Uludağ Üniversitesi İlahiyat Fakültesi Dergisi, cilt.30, sa.2, ss.331-359, 2021 (Hakemli Dergi)
Hadis
münekkitlerinin bidat ehli ravilerin rivayetlerine yaklaşımlarında ihtilaf
içinde oldukları bilinmektedir. Buna paralel olarak birçok hadisin sıhhat
değerlendirilmesinde farklı hükümler ortaya çıkmıştır. Bu makalenin konusu da
mezkûr ihtilafın hadislerin sıhhatini tespitte doğurduğu farklı neticeleri, belirlenen
örnekler üzerinden göstermeyi amaçlamaktadır. Böylece meṭāʿın-i ʿaşere
olarak bilinen cerh sebeplerinin hepsinin ittifakla kabul edilmediği
görülecektir. Konunun araştırılmasında Ebü’l-Feyz Ahmed el-Gumârî’nin Abdürraûf
el-Münâvî’ye getirdiği itirazlar örnek olarak kullanılmıştır. Önce ravi ve
rivayeti ardından da Münâvî ve Ebü’l-Feyz Ahmed’in rivayet hakkındaki
değerlendirlmeleri gösterilmiş ve genel bir hüküm çıkarılmaya çalışılmıştır.

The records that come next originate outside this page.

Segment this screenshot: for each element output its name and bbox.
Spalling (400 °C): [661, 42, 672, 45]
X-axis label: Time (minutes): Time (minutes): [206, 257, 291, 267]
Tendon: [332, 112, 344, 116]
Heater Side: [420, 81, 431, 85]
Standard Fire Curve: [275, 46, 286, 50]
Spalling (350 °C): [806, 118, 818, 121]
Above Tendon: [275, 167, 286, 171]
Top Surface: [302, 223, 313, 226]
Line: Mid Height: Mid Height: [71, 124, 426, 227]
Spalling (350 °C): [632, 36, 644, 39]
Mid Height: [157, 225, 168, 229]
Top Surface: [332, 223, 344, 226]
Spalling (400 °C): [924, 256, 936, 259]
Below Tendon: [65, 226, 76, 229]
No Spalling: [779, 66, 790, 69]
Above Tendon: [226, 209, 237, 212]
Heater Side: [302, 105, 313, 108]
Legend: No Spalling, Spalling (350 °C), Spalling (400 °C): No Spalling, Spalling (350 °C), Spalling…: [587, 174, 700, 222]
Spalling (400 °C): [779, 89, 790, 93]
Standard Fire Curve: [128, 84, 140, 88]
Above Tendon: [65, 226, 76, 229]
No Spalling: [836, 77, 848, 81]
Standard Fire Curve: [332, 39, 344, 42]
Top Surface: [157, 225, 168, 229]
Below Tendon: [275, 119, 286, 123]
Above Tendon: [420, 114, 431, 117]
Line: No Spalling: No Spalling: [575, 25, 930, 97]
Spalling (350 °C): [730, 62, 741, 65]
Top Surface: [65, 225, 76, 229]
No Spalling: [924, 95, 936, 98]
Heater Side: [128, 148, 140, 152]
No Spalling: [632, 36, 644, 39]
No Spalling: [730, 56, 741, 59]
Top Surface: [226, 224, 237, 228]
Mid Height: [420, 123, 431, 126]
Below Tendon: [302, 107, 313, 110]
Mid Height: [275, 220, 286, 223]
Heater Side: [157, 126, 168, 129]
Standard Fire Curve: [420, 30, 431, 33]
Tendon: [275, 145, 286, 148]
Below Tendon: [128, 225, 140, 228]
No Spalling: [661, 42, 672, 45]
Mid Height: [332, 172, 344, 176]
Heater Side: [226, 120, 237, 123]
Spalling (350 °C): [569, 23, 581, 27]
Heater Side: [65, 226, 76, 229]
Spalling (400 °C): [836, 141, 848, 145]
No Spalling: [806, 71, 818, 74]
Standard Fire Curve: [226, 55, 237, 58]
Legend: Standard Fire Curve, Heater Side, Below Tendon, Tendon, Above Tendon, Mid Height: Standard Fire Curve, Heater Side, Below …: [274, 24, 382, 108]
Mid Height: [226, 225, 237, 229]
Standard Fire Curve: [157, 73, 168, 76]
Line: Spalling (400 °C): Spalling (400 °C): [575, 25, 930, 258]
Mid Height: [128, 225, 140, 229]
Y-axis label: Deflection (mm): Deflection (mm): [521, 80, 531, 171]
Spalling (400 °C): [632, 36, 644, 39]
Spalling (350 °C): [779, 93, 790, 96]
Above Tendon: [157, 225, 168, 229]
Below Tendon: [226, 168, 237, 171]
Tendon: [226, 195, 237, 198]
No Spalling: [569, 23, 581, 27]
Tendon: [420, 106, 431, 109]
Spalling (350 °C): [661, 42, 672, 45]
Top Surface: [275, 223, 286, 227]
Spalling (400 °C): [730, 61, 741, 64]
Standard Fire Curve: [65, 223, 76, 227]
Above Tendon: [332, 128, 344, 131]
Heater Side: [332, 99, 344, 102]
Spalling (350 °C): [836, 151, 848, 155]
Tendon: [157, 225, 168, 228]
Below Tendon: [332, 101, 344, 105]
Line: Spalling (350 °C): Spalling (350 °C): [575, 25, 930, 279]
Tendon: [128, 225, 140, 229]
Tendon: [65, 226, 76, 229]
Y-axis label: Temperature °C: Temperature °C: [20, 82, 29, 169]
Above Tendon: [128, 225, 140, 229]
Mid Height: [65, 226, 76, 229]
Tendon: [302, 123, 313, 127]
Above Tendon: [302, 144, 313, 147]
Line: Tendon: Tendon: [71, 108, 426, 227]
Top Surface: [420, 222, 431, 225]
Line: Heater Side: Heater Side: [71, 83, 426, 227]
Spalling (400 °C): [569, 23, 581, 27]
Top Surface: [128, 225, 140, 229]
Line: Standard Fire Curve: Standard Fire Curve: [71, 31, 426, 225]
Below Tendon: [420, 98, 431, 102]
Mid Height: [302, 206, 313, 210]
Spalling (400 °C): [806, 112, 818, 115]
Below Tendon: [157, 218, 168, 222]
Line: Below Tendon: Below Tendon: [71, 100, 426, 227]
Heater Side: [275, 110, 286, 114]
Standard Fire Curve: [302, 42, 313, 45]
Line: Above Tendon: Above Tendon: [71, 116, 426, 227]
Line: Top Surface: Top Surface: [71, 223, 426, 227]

Konunun cerh-taʿdîlin içtihadîliği ile yakından alakalı olmasından ötürü, örneklere
geçilmeden önce cerh-taʿdîlin içtihadîliği konusu tartışılmıştır. Burada cerh-taʿdîlin
içtihadîliğinin sınırları gösterilmeye çalışılmıştır. Buna göre rivayetlerin
kabulü için ravinin adalet ve zabt şartlarını taşıması münekkitler arasında
ittifakla gerekli görülmektedir. Ancak neyin adaletin gerçekleşmesini sağlayan
unsurlardan sayılacağında ortak bir karardan bahsedilemez. Cerh-taʿdîlin içtihadî
yönüne yapılan bu vurgulardan sonra münekkitlerin bidat ehli ravinin
rivayetlerinin kabul edilip edilmeyeceği hususunda düştükleri ihtilaftan
bahsedilmiştir. Böylece bidat ehlinin rivayetleri meselesinin tartışmaya açık
bir konu olduğu gösterilmiş olacaktır.